Nigeria was removed from the JP Morgan index in 2015 ostensibly due to its deviation from orthodox monetary policies and influence of capital control in its management of foreign exchange.
Principally due to reduction in oil revenues at the time, Nigeria introduced currency restrictions to defend the naira after it failed to halt a dangerous slide with burning of dollar reserves. The bank had earlier warned Nigeria to restore liquidity to its currency market in a way that allowed foreign investors tracking the index to conduct transactions with minimal hurdles.
“Foreign investors who track the GBI-EM series continue to face challenges and uncertainty while transacting in the naira due to the lack of a fully functional two-way FX market and limited transparency,” the bank said in a 2015 note.

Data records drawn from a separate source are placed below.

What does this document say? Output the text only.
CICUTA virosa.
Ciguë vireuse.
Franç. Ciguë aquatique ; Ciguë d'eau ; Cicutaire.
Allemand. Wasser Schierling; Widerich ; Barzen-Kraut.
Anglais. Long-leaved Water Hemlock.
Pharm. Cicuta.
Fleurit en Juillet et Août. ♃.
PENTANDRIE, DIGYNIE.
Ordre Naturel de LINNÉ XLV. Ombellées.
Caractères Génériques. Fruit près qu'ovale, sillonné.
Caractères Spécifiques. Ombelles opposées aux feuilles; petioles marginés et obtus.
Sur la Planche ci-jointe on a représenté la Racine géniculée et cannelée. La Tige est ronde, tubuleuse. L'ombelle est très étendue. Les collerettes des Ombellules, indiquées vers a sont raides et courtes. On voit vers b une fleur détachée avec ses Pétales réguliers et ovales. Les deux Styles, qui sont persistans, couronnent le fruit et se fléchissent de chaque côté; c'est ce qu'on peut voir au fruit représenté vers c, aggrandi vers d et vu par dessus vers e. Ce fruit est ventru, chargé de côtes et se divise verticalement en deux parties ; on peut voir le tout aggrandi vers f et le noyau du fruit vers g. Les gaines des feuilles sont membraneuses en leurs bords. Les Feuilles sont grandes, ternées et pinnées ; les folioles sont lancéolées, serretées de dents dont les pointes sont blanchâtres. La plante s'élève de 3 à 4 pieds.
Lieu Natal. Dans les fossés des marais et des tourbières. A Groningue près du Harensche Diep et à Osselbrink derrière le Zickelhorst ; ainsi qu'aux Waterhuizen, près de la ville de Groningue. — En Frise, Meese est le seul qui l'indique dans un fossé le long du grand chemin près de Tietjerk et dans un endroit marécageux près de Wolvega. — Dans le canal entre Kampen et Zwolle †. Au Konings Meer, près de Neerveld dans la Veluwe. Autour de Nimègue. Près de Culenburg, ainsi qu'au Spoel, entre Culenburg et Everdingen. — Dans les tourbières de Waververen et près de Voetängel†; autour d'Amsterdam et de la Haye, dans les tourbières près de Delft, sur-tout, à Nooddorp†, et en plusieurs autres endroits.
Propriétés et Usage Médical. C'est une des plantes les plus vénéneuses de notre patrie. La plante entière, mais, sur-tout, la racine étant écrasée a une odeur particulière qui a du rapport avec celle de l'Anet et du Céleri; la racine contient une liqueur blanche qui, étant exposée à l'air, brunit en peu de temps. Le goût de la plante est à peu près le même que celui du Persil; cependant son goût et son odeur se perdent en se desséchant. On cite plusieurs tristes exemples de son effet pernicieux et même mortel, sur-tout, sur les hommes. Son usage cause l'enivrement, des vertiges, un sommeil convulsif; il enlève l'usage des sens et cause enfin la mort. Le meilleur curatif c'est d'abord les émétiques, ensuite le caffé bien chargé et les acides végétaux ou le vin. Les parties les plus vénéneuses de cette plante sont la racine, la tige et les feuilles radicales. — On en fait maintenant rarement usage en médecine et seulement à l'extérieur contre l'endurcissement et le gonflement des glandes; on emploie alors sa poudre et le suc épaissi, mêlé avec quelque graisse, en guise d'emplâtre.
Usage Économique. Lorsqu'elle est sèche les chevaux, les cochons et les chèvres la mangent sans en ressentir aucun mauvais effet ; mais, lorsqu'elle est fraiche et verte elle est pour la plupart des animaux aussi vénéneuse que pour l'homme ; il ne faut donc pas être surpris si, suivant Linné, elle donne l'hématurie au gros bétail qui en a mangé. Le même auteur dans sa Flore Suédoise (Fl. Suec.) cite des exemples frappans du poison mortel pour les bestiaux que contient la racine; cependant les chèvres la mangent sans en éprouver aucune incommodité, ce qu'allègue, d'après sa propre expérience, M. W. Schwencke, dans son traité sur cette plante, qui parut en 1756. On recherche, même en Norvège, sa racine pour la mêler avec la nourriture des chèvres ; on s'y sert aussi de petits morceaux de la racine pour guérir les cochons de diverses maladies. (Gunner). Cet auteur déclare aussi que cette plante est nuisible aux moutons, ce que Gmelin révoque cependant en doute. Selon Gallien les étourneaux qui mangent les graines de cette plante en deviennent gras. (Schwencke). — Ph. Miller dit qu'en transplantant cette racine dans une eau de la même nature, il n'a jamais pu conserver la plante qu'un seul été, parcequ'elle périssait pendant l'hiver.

Nigeria was listed in JP Morgan’s emerging government bond index in October 2012, after the Central Bank removed a requirement that foreign investors hold government bonds for a minimum of one year before exiting.
The JP Morgan Government Bond Index reflects investor confidence and opens doors to billions of investment flows, making Nigeria’s proposed re-entry a positive signal to the market and investors.
Oniha explained that talks with JP Morgan were ongoing and had gained momentum in recent times due to the stability created by the FX market reforms.
“With all the reforms that have taken place, particularly around FX, we have started engaging JP Morgan again to get back into the index. We think we are eligible now,” the DMO DG said.